|Fire Plane 1 by Pam Hardman|
Pam Hardman looked at Greenham Common and it's sense of place. Her large etchings of the military bunkers overlaid with the blind embossed images of the watchtower, peace-camp posters, song sheets and traces of barbed wire were mesmerising. The blind embosses which required the viewer to catch the image in just the right angle of light were like looking back into the past, a fading memory of challenging times. Being local to the area she brings a sense of awe in the natural landscape, beautifully highlighting numerous areas and structures still remaining on the Common that speak of its chequered history.
Andrea Hasler jolts you back to the hard facts and cruelties of war through her sculptural pieces created in deceivingly feminine pink tones.

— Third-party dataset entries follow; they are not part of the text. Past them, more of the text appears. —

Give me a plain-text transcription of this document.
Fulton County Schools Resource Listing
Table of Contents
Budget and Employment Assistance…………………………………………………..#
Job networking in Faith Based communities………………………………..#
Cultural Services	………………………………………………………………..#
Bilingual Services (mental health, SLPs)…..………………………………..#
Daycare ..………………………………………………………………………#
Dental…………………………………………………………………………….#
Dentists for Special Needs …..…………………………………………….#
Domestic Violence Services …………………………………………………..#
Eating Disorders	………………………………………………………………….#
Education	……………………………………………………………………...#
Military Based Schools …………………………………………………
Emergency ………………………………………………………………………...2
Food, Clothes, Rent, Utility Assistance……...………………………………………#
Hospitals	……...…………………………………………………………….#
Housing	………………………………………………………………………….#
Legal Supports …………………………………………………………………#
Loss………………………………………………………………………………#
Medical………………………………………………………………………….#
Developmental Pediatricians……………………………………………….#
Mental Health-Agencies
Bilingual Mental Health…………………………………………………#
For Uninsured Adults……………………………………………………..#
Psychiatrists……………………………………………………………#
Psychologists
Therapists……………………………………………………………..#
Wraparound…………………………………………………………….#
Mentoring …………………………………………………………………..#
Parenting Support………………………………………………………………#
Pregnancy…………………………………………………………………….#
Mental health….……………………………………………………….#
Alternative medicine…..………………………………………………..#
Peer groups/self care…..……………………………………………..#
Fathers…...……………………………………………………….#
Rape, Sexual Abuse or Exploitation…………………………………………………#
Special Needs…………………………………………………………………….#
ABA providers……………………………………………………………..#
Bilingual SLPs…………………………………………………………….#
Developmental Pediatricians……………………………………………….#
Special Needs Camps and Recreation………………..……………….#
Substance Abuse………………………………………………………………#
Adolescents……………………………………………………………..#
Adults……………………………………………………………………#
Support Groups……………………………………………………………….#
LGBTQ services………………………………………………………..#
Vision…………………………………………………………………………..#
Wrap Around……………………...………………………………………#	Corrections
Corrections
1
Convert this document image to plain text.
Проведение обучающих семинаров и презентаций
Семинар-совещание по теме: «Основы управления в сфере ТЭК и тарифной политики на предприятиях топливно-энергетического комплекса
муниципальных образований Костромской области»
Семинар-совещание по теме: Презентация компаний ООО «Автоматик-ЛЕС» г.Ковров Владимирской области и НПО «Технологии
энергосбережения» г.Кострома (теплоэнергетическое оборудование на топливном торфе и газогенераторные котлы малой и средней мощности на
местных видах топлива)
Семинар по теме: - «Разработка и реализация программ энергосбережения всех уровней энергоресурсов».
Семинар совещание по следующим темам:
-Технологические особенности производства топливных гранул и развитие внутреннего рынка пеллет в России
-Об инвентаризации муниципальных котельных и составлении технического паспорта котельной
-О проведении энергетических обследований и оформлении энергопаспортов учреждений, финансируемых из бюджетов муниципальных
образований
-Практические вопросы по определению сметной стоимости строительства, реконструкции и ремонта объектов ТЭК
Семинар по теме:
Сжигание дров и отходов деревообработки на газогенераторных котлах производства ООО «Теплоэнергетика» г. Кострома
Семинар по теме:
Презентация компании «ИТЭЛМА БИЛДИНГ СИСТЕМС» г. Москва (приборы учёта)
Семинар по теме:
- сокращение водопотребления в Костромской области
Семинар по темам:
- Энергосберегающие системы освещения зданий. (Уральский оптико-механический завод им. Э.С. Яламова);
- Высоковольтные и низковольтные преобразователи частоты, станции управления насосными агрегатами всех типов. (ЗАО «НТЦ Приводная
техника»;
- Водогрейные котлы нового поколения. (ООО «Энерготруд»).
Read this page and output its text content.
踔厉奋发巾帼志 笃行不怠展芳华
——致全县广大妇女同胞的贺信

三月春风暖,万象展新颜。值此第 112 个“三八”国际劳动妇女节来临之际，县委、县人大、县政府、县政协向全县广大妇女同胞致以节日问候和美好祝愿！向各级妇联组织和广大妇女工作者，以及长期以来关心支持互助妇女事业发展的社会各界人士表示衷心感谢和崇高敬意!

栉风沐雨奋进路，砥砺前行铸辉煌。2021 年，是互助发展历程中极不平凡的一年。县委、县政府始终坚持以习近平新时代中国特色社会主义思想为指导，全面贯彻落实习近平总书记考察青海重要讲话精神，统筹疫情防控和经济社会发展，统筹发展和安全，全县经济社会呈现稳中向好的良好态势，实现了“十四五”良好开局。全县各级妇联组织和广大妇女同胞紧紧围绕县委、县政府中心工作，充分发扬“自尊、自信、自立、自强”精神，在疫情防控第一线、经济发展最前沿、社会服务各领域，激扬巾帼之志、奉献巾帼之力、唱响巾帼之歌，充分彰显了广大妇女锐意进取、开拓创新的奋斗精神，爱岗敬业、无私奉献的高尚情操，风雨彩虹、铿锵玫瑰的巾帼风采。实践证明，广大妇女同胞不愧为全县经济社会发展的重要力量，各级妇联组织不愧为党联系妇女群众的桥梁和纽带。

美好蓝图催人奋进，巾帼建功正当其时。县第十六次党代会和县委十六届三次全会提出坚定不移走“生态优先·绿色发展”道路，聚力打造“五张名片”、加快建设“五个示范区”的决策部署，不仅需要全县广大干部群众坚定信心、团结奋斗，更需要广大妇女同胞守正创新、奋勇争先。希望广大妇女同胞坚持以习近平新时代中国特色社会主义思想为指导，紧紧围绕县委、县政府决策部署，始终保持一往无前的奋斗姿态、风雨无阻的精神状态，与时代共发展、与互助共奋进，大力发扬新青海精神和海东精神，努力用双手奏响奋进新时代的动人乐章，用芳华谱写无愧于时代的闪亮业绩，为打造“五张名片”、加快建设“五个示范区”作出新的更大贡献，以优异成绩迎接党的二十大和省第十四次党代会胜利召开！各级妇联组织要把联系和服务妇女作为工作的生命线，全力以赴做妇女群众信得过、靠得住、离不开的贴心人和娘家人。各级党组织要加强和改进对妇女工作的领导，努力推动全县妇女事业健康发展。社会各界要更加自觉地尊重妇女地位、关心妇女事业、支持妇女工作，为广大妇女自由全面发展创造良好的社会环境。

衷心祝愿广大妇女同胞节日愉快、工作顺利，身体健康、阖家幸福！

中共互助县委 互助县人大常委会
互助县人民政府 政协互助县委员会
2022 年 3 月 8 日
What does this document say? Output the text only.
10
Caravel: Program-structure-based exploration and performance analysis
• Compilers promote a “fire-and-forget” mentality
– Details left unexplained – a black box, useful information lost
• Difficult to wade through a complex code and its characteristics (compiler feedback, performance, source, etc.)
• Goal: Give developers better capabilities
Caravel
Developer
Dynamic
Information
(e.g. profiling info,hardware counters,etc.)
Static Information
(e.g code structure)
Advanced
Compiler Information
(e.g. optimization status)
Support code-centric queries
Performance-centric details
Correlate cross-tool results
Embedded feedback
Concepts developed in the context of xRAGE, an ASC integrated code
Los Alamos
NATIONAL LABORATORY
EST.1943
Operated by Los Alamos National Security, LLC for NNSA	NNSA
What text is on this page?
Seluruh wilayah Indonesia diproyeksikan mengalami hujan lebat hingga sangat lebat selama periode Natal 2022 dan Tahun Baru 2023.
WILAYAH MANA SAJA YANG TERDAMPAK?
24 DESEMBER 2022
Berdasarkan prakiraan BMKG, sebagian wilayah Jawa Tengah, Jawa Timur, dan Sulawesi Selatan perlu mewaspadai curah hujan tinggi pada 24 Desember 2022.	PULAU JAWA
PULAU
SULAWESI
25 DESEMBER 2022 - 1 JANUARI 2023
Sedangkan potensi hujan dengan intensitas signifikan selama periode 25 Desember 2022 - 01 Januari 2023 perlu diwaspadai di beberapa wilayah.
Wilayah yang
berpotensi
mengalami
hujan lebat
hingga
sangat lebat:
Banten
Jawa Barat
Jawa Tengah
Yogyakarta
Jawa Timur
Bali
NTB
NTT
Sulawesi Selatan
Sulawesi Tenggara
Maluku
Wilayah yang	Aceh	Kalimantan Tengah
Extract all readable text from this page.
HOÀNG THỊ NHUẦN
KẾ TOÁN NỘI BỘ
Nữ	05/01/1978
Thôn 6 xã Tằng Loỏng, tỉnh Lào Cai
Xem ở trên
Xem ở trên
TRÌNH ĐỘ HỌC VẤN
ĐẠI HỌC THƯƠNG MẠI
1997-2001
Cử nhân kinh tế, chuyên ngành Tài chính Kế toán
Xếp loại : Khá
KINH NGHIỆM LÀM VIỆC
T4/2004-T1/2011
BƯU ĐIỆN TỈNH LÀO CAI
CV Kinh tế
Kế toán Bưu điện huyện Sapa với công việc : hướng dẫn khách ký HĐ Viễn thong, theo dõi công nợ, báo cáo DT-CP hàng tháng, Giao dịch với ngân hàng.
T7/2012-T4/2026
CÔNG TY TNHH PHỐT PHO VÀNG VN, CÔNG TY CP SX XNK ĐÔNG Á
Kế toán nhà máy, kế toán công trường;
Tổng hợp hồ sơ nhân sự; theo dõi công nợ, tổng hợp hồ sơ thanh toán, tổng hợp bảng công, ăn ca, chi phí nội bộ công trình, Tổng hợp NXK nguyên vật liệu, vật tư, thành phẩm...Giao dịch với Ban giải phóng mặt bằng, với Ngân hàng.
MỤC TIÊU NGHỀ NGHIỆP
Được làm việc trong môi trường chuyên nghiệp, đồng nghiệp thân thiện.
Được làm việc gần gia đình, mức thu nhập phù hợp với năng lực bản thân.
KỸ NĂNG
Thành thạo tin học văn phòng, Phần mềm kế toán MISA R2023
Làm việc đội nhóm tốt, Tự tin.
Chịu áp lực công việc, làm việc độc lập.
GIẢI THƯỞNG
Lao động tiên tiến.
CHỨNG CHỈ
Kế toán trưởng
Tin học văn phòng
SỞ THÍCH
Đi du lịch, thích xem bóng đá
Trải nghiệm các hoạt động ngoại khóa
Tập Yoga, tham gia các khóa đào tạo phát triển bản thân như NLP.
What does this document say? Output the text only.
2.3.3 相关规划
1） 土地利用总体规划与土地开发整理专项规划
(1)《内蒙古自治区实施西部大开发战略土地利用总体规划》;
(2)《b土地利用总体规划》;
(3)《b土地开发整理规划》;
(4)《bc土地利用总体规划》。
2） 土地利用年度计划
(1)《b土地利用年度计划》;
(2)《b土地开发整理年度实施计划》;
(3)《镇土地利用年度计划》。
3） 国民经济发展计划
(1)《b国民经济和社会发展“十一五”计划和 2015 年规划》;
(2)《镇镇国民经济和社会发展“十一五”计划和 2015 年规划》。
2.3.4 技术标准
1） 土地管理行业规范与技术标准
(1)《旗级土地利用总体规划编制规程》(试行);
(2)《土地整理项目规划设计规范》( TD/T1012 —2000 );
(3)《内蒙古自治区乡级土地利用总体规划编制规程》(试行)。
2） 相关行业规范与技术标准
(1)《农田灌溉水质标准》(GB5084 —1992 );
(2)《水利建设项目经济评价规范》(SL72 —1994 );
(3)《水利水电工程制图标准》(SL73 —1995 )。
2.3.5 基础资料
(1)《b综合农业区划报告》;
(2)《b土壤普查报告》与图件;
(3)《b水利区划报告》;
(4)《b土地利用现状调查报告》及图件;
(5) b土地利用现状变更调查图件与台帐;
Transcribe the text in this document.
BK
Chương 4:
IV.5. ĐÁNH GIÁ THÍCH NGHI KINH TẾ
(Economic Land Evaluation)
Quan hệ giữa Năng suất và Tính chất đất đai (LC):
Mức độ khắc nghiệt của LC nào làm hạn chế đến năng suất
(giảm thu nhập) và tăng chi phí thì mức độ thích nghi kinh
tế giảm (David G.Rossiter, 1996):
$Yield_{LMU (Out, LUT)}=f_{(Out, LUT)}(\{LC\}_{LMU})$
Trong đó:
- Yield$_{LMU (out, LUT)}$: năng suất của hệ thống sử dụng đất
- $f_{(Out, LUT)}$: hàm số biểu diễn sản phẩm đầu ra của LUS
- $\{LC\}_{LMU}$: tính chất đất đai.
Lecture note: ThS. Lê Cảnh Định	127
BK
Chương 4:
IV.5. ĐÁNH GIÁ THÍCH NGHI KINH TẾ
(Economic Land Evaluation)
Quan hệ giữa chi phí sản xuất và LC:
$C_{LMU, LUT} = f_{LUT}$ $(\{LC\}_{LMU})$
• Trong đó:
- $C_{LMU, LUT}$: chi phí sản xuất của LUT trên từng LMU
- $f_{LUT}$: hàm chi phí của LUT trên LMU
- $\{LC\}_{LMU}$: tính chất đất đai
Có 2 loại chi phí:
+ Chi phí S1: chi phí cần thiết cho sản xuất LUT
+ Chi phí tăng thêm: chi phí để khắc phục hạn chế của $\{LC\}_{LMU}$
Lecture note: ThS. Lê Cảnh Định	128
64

Three wax figures stand in the first gallery combining aspects of nuclear explosions and human suffering, a historical statement of the casualties of war. But turn the corner to what seems like peaceful representations of the tents, so identifiable to the protests at Greenham Common, to be confronted with a putrid, visceral outpouring of emotion, I felt ill. I'm not sure if it was intended or a by-product of the work having been in place for almost 2 months but there was a surface slime, beads of sweat running down the sides and the trail of red 'blood-like' liquid had been stepped in creating traces of foot prints trailing away. Very powerful work.
|Matriarch by Andrea Hasler|
'Embrace The Base' runs until 11th April at New Greenham Arts, Newbury.